Puslu Kıtalar Atlası'nın asıl ana karakteridir Uzun İhsan Efendi. Bir garip pîri fânîdir. En önemli özelliği, sadece uyuyarak hakikati keşfedebileceğine dair inançlı duruşudur. Uyudukça uyur. Gizemli diyarlara rüya âleminde yolculuk eder. Bu yolculuklar kendisini o kadar cezbeder ki her türden uyku ilacı onun biricik besin kaynağı haline gelir.

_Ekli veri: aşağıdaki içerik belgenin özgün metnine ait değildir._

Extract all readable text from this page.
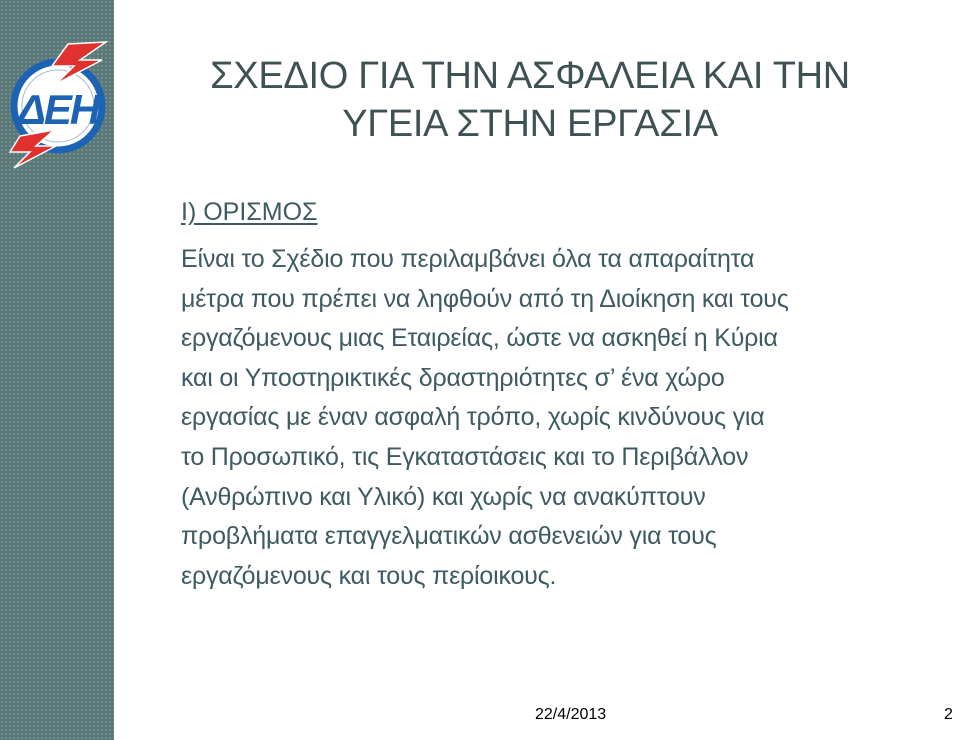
ΔΕΗ
ΣΧΕΔΙΟ ΓΙΑ ΤΗΝ ΑΣΦΑΛΕΙΑ ΚΑΙ ΤΗΝ
ΥΓΕΙΑ ΣΤΗΝ ΕΡΓΑΣΙΑ
Ι) ΟΡΙΣΜΟΣ

Είναι το Σχέδιο που περιλαμβάνει όλα τα απαραίτητα
μέτρα που πρέπει να ληφθούν από τη Διοίκηση και τους
εργαζόμενους μιας Εταιρείας, ώστε να ασκηθεί η Κύρια
και οι Υποστηρικτικές δραστηριότητες σ’ ένα χώρο
εργασίας με έναν ασφαλή τρόπο, χωρίς κινδύνους για
το Προσωπικό, τις Εγκαταστάσεις και το Περιβάλλον
(Ανθρώπινο και Υλικό) και χωρίς να ανακύπτουν
προβλήματα επαγγελματικών ασθενειών για τους
εργαζόμενους και τους περίοικους.

22/4/2013	2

İnce Memed'in çocukluğu Abdi Ağa'nın zulmü, altında geçmiştir. Babasını küçük yaşta kaybetmiş, annesi Döne ile Değirmenoluk köyünde yaşamaktadır. Abdi Ağa'nın, sevdiği kızı yeğenine nişanlaması üzerine, Hatçe'yi kaçırır. Peşinden gelen Abdi Ağa'yı yaralar, yeğenini ise öldürür. Bu olaydan sonra eşkıya olur. Abdi Ağa, Hatçe'yi hapse attırıp, annesi Döne'yi de öldürür. Hatçe'yi, Kozan Hapishanesi'ne götürülürken kaçırır. Bir çocukları olur, adını Memed koyarlar. Jandarmalarla çatışırken Hatçe vurularak ölür. Af çıkınca Memed de teslim olmayı düşünür. Fakat (…) "'Avrat yürekli Memed! Teslim mi olacaksın? Güzel Döne'nin kemikleri sızlar mezarda. Güzel Hatçemin kemikleri…'" derler bunun üzerine Abdi Ağa'yı bulur ve öldürür.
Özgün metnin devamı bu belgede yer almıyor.